La terra, nostra casa comune, protesta per il male che provochiamo a causa dell’uso irresponsabile e dell’abuso dei beni che Dio ha posto in lei. Siamo cresciuti pensando che eravamo suoi proprietari e dominatori, autorizzati a saccheggiarla. Serve davvero una «conversione ecologica».
Dalla rilettura dell’Enciclica Laudato Si’ di papa Francesco, soprattutto qui, in questa terra guaranì sorge una riflessione da una realtà che, in questi giorni, colpisce Potrero Gonzales Norte, una comunità della nostra area missionaria. Nella foto qui sopra si vedono i pesci morti a causa dei processi di fumigazione nelle nostre zone. Il pesce che ora non c’è più era il cibo per molte famiglie delle nostre comunità.

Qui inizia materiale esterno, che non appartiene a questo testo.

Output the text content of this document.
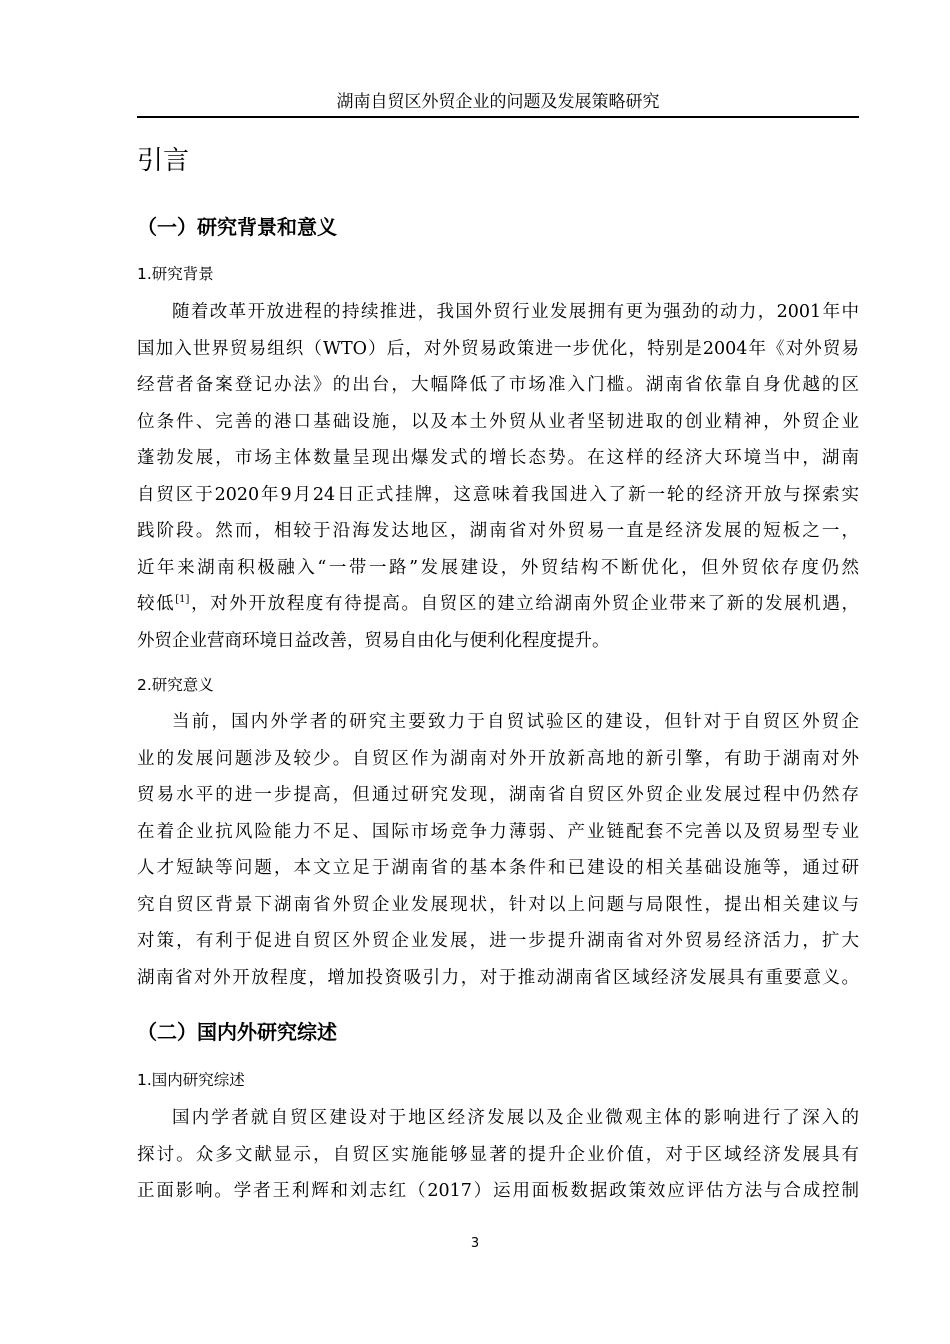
湖南自贸区外贸企业的问题及发展策略研究
引言
（一）研究背景和意义
1.研究背景
随着改革开放进程的持续推进，我国外贸行业发展拥有更为强劲的动力，2001年中
国加入世界贸易组织（WTO）后，对外贸易政策进一步优化，特别是2004年《对外贸易
经营者备案登记办法》的出台，大幅降低了市场准入门槛。湖南省依靠自身优越的区
位条件、完善的港口基础设施，以及本土外贸从业者坚韧进取的创业精神，外贸企业
蓬勃发展，市场主体数量呈现出爆发式的增长态势。在这样的经济大环境当中，湖南
自贸区于2020年9月24日正式挂牌，这意味着我国进入了新一轮的经济开放与探索实
践阶段。然而，相较于沿海发达地区，湖南省对外贸易一直是经济发展的短板之一，
近年来湖南积极融入“一带一路”发展建设，外贸结构不断优化，但外贸依存度仍然
较低[1]，对外开放程度有待提高。自贸区的建立给湖南外贸企业带来了新的发展机遇，
外贸企业营商环境日益改善，贸易自由化与便利化程度提升。
2.研究意义
当前，国内外学者的研究主要致力于自贸试验区的建设，但针对于自贸区外贸企
业的发展问题涉及较少。自贸区作为湖南对外开放新高地的新引擎，有助于湖南对外
贸易水平的进一步提高，但通过研究发现，湖南省自贸区外贸企业发展过程中仍然存
在着企业抗风险能力不足、国际市场竞争力薄弱、产业链配套不完善以及贸易型专业
人才短缺等问题，本文立足于湖南省的基本条件和已建设的相关基础设施等，通过研
究自贸区背景下湖南省外贸企业发展现状，针对以上问题与局限性，提出相关建议与
对策，有利于促进自贸区外贸企业发展，进一步提升湖南省对外贸易经济活力，扩大
湖南省对外开放程度，增加投资吸引力，对于推动湖南省区域经济发展具有重要意义。
（二）国内外研究综述
1.国内研究综述
国内学者就自贸区建设对于地区经济发展以及企业微观主体的影响进行了深入的
探讨。众多文献显示，自贸区实施能够显著的提升企业价值，对于区域经济发展具有
正面影响。学者王利辉和刘志红（2017）运用面板数据政策效应评估方法与合成控制
3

Purtroppo qui nel Neembucu, nostra terra di missione, la terra è utilizzata dai grandi proprietari brasiliani per la coltivazione del riso. E’ una terra oramai molto inquinata per l’uso di pesticidi e della fumigazione: metodo di disinfestazione tramite il quale si riempie completamente una zona con gas biocidi, definiti fumiganti, per soffocare o avvelenare tutti i parassiti e i germi all’interno. I gas usati uccidono ogni essere vivente e sono ovviamente nocivi anche per l’uomo. Crediamo che il rispetto dell’ambiente, la preoccupazione per la natura e la giustizia verso i poveri è un impegno comune. Proprio al n. 36 dell’enciclica il papa dice: “La cura degli ecosistemi richiede uno sguardo che vada aldilà dell’immediato, perché quando si cerca solo un profitto economico rapido e facile, a nessuno interessa veramente la loro preservazione. Ma il costo dei danni provocati dall’incuria egoistica è di gran lunga più elevato del beneficio economico che si può ottenere. Nel caso della perdita o del serio danneggiamento di alcune specie, stiamo parlando di valori che eccedono qualunque calcolo. Per questo, non possiamo essere testimoni muti di gravissime inequità quando si pretende di ottenere importanti benefici facendo pagare al resto dell’umanità, presente e futura, gli altissimi costi del degrado ambientale”. (don Giovanni Fighera, don Gianfranco Pegoraro, Germana Gallina e Debora Niero, missionari fidei donum a san Juan Bautista de las Misiones, Paraguay)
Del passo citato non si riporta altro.